Using national data from 1999 to 2013 to build a mathematical model of mortality, the ACS researchers predicted that nearly 601,000 Americans will die from cancer in 2017—a daily average of about 1,650—with the most common causes being lung, colorectal, prostate, and breast cancers. However, the team also estimated that around 659,000 cancer deaths in women, and 1,484,000 in men, have been averted since 1991 due to declines in the death rate. “It’s a measure of progress,” says Kathy Cronin, deputy director of the Surveillance Research Program at the National Cancer Institute. “For many cancers, we see mortality decreasing.”
It’s a measure of progress. For many cancers, we see mortality decreasing.
Such decreases may be the result of improving treatment regimens or reductions in behavioral risk factors, Siegel notes. For example, rates of blood cancer and lymphoma survival have been boosted by the advent of precision medicine in recent years, and the decrease in incidence and death rates for lung cancer—a disease that now has an 18 percent five-year survival rate—probably has smoking cessation campaigns and the overall decrease in cigarettes’ popularity to thank.
Rates of cancer screening also play an important role in driving trends in both incidence and mortality. For example, the declines in colorectal cancer incidence—down 3 percent per year from 2004 to 2013—and death rate probably reflect improvements in early detection, notes Scarlett Lin Gomez of the Cancer Prevention Institute of California. Colonoscopy use in adults over age 50 has tripled since 2000, so “polyps are detected and taken out before they have the opportunity to progress to cancer,” she explains. “It’s a good success story.”
But more screening isn’t always better, Siegel cautions, particularly in malignancies such as prostate cancer, for which incidence rate is strongly influenced by screening, and treatment carries significant side effects. “There have been rapid declines in the death rate for prostate cancer, and most people think that screening probably has contributed to that progress,” she explains. “But there’s so much over-diagnosis. . . . We have yet to find the happy middle, where we’re detecting early the cases that would go on to cause harm, and we’re not detecting [and overtreating] cases that would never have caused harm.”
Despite overall declines, not all cancers follow the trend, and an important purpose of the ACS report is to identify areas that need more attention, says Cronin. These statistics “give you an idea if something is emerging and is potentially a problem,” she explains. This year’s report highlights that “some cancers, such as liver cancer, are increasing, and so that’s an area that needs additional research.”
The ACS team found that liver cancer incidence rose by 3 percent per year in women and 4 percent per year in men from 2004 to 2013, while the death rate in both sexes climbed by almost 3 percent per year from 2010 to 2014. Lin Gomez says that the increase is partially due to an aging population infected in a 1980s epidemic of hepatitis C virus—a known risk factor—and, potentially, upticks in other risk factors such as obesity. The report also indicates that the incidence of thyroid cancer and of melanoma is not yet decreasing substantially, she adds.
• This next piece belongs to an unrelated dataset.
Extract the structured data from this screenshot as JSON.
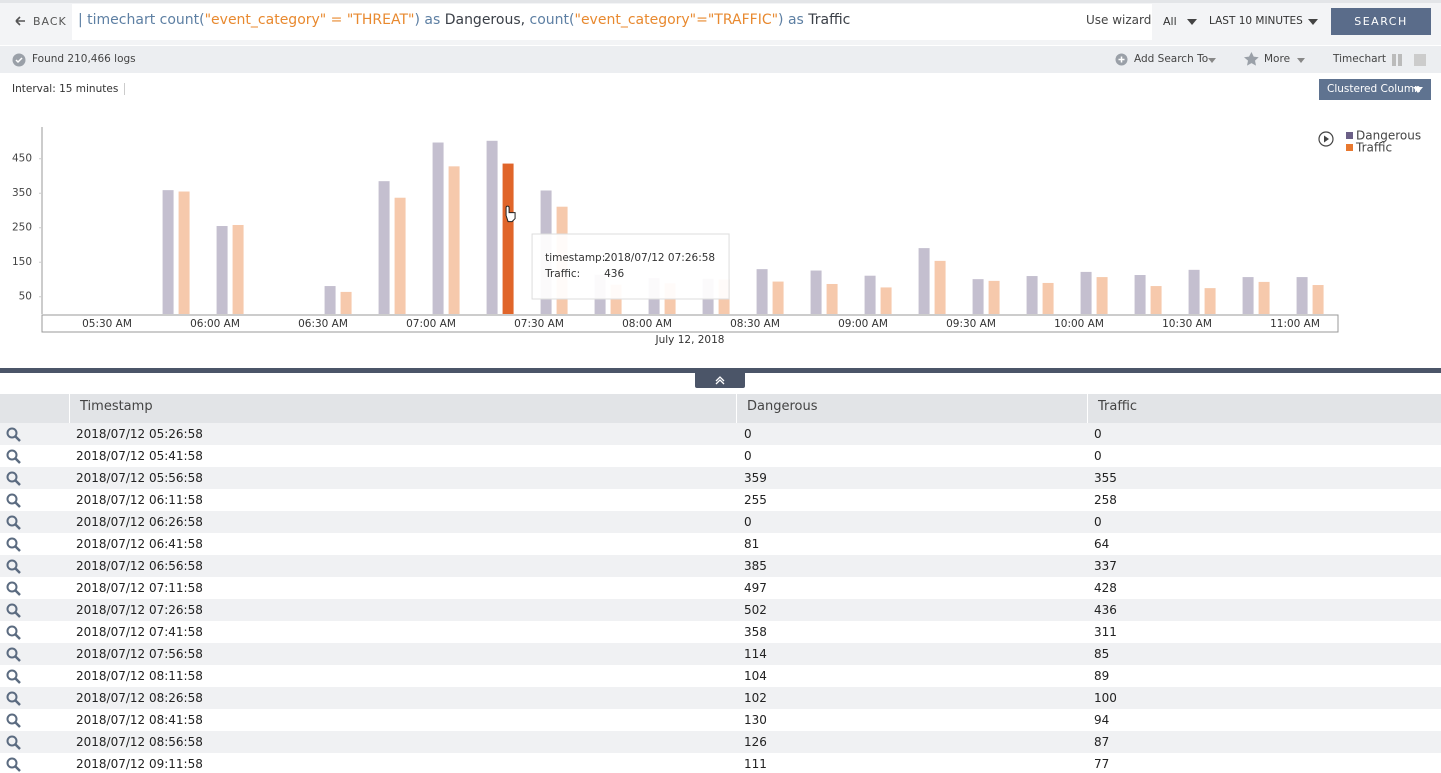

Meanwhile, a finer look at the data set reveals continuing disparity in cancer incidence and death rate between subsets of the American population. For example, men have a 20 percent overall higher incidence of cancer than women, and their mortality rate is 40 percent higher. This gender imbalance is not well understood, though Siegel says that a combination of gender-related risk factors, along with a “different mix” of cancer types in each group, likely explains some of the variation.
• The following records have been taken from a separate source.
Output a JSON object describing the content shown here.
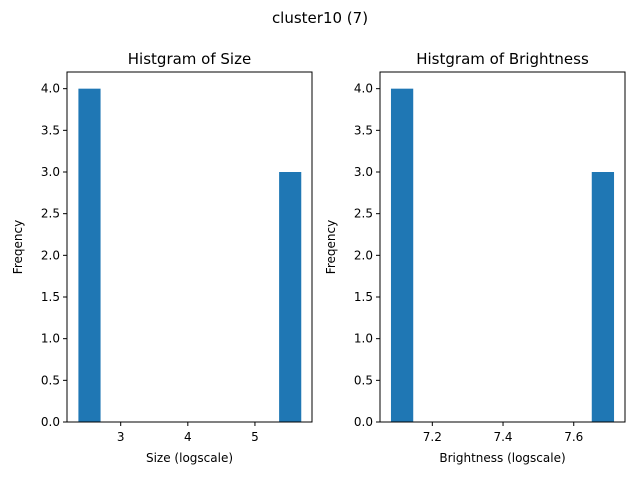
{
  "figure": {
    "title": "cluster10 (7)"
  },
  "colors": {
    "bar": "#1f77b4",
    "axis": "#000000",
    "background": "#ffffff"
  },
  "chart_data": [
    {
      "type": "bar",
      "title": "Histgram of Size",
      "xlabel": "Size (logscale)",
      "ylabel": "Freqency",
      "xlim": [
        2.2,
        5.85
      ],
      "ylim": [
        0,
        4.2
      ],
      "xticks": [
        3,
        4,
        5
      ],
      "xtick_labels": [
        "3",
        "4",
        "5"
      ],
      "yticks": [
        0,
        0.5,
        1,
        1.5,
        2,
        2.5,
        3,
        3.5,
        4
      ],
      "ytick_labels": [
        "0.0",
        "0.5",
        "1.0",
        "1.5",
        "2.0",
        "2.5",
        "3.0",
        "3.5",
        "4.0"
      ],
      "bins": [
        {
          "x0": 2.37,
          "x1": 2.7,
          "count": 4
        },
        {
          "x0": 5.36,
          "x1": 5.69,
          "count": 3
        }
      ],
      "grid": false
    },
    {
      "type": "bar",
      "title": "Histgram of Brightness",
      "xlabel": "Brightness (logscale)",
      "ylabel": "Freqency",
      "xlim": [
        7.052,
        7.745
      ],
      "ylim": [
        0,
        4.2
      ],
      "xticks": [
        7.2,
        7.4,
        7.6
      ],
      "xtick_labels": [
        "7.2",
        "7.4",
        "7.6"
      ],
      "yticks": [
        0,
        0.5,
        1,
        1.5,
        2,
        2.5,
        3,
        3.5,
        4
      ],
      "ytick_labels": [
        "0.0",
        "0.5",
        "1.0",
        "1.5",
        "2.0",
        "2.5",
        "3.0",
        "3.5",
        "4.0"
      ],
      "bins": [
        {
          "x0": 7.083,
          "x1": 7.146,
          "count": 4
        },
        {
          "x0": 7.651,
          "x1": 7.714,
          "count": 3
        }
      ],
      "grid": false
    }
  ]
}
The disparities among different ethnicities are similarly striking. Although Siegel notes that “the heterogeneity within these large [ethnic] groups is substantial,” breaking up the data reveals that both cancer incidence and death rates are highest in black populations and lowest in Asian Americans. Black Americans are also more likely than whites to be diagnosed with cancer once it has reached an advanced stage, and have lower survival rates at each stage of cancer progression.